We were  living on Ukerewe Island which is in Lake Victoria in Tanzania, and our mission station was called Kazalankanda.  Now, that name will stump some of you Gringos.  I was about 12 years old and my brother and I were at home from boarding school on vacation.  Ukerewe Island  is a beautiful and rather large island.  Our  mission station  was almost  dead center in the island, and it was not possible to tell you were living on the  island without traveling some distance.

It would have been about 1955, and my parents had not been on the mission field very long.  But, already, there were several things we really missed.  I would say it was not spoiling our peace at all, but we often mentioned certain things from back in the USA.  We missed good apples and peaches.  There are none in the tropics.  We missed some of the meat choices we used to have.  Meat in African markets is very tough as a rule.

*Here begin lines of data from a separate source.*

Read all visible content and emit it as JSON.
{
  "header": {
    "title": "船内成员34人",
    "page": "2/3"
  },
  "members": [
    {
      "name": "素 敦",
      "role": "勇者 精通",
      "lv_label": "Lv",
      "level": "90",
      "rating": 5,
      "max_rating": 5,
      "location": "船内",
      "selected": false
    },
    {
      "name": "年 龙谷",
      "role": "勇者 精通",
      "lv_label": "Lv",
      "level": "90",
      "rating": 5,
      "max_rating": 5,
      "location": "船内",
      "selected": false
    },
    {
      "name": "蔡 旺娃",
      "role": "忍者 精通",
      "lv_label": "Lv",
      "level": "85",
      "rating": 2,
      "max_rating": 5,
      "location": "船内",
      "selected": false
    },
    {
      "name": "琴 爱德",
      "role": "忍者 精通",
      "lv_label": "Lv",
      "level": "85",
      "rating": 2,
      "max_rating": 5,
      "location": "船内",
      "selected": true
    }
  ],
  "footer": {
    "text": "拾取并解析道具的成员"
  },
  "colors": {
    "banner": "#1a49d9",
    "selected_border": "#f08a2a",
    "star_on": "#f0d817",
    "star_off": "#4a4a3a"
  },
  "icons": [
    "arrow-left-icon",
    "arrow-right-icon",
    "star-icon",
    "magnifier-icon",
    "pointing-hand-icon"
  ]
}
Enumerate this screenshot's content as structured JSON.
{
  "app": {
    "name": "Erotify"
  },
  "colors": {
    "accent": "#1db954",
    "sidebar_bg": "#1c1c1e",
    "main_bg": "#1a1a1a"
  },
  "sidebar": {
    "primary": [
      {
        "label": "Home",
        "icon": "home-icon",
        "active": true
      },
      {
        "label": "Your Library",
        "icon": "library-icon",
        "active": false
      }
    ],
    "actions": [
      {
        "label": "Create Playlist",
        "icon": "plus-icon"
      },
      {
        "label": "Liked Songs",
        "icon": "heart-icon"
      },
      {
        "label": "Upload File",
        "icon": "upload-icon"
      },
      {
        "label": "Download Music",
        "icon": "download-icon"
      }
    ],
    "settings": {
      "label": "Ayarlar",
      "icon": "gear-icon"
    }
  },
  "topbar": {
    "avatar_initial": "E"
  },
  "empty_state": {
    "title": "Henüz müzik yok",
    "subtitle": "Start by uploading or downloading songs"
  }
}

But, the thing we missed the most  I think was hershey's chocolate.  Right in second place would have been ham.  The Africans would not even consider eating pork or ham.  There was an Italian some miles away who raised hogs and sold the pork, but his prices were out of sight.  Well, some dear folks ,in a church in the USA who supported our family financially, wrote and asked what we missed.  Mom wrote back to the ladies mission society of that church and told them about our missing chocolate, ham, Life Savers, Kool Aid, and American chewing gum.

That was the end of the question for about six months.  Now, you need to understand something right here.  In the early 1950s the only way to get a parcel to Africa from the USA was by slow freighter.  There was Air Mail, but it was horribly expensive.  No one used Air Mail for parcels-- only for letters.  Well, the missionary society of that church in the US made up a parcel with a huge cured ham in it.  They surrounded it with Hershey bars, Kool Aid, and all sorts of candy, and they put it in the mail.

Now, that parcel had to go first to New York City.  There, it would have been put into the hold of a slow freighter, and that freighter would then begin the slow and often interrupt[ted journey around the Cape of South Africa and up the East Coast of Africa.  The hold of a freighter in the tropics is a veritable oven most of the time.  Once at Dar es Salaam on the Tanzania coast, the parcel would sit in a tin shed at around 140 F. until a load of mail could be put together.  This load would have been then put on a wood burning very slow train to Mwanza.  From there, the mail would go to the Post Office in Mwanza, and finally on a ferry boat to Ukerewe Island.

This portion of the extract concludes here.